Diana of mythology was known to the Romans as the chaste goddess—Diana the huntress. She hated men and went into the wilderness to live in virgin purity.
This “Diana” in the flesh I found hedged from the world by two miles of almost impenetrable sand drifts and boggy marshes. And it was through these drifts and marshes that I traveled—the first woman to penetrate the sanctuary of this modern-world Diana, who has just been discovered by fishermen in solitude as deep as the solitude of Alexander Selkirk on his desert isle.
It was dawn when I came upon her retreat in the dunes. The hut was empty, but a bed of green boughs, and two sinister revolvers on the foot of the bed was assurance I had found the hermit’s hiding place. When a strong, lithe, clear-eyed smiling young woman, bare legged as a nymph, hair cut boy fashion, face sunkissed to a deep brown, sprang through the pine scrubs I knew I had found “Diana.”
A single garment was her only attire. She brushed through the pines, surprise and terror flashing in her eyes.

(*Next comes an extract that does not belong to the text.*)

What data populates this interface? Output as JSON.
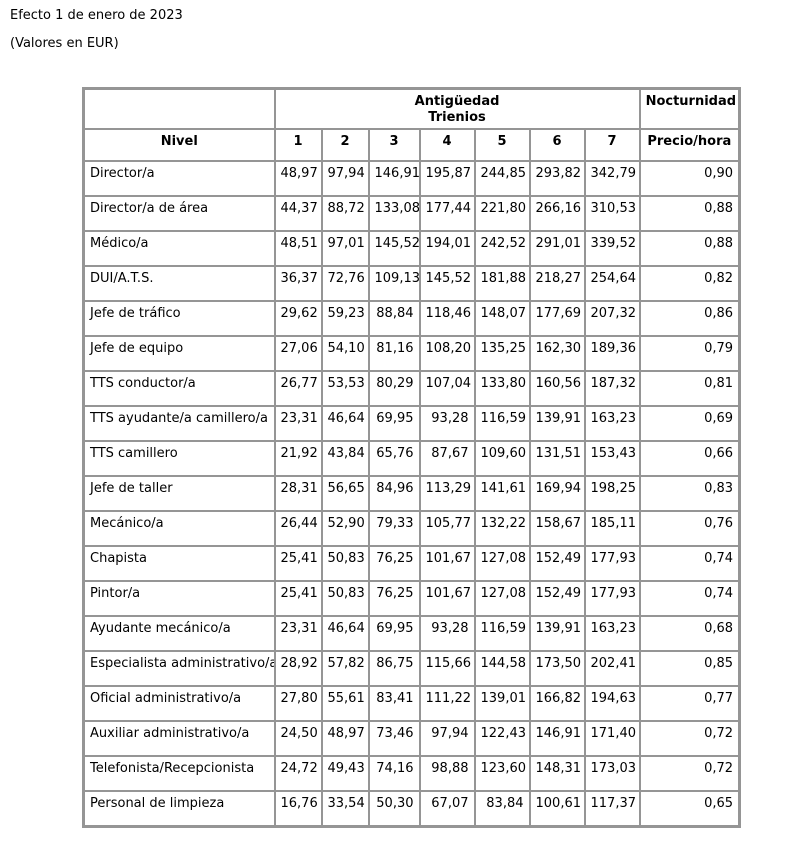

“Who are you, please?” she demanded. “I must not see strangers. I had hoped nobody would find me here.”
It took some time to assure her of my good intentions, and of the public interest in her strange adventure.
“I am sorry they call me a ‘hermit’ and the ‘mystery woman,’” she said. “We are all mysteries to somebody or other. I must remain a mystery to the public for a time. I came here to the wilderness to seek—well, to seek myself. I was working in Chicago, making little in the way of money, doing little of importance to the world, it seemed. I had measured myself with the world—the results were not encouraging. I came here to measure myself with nature. I found a cave here in the hills, spread my blanket, slept under the stars, and communed with myself. I BEGAN TO LIVE. I have had ten glorious months. I have no worries about work, about the daily grind of living and doing. I AM FREE.”
And so the modern-world “Diana” philosophized about life, but her philosophy only draws the veil of mystery more closely about her. These facts, however, she admits.
Her name is Alice Gray. She graduated from University of Chicago in 1903; held a secretaryship in a large publishing house and it was predicted she would follow a literary career. One day weariness of the world overtook her. A red Mexican blanket that adorned her cottage den, a few clothes and her pay envelope with “just a few dollars in it” were tossed into a grip. She had heard of the Sahara-like sand dunes that drift along the lake shore. To the dunes she came. There was no human habitation in sight. Only the birds gave her welcome. In a dugout she spread her blanket.
“The dugout was too cold,” she says, “and I found this hut. Everything I have here, this chair, this cap I wear, these tins, are driftwood, drifted in from the lake—I, too, am driftwood. I got sail’s cloth from a fisherman and made this thing I wear. I got rid of everything that looked like the city. The fishermen who live up the beach sometime bring some extra food from town, and I buy it from them. Farmer boys sell me eggs. I HAVE REDUCED THE COST OF LIVING TO ALMOST NOTHING—10 CENTS A DAY AT MOST.
“Some day I suppose I’ll want to go back. But the city can never give me what the wilderness has given me—peace of mind, and the strength of mind to live alone.”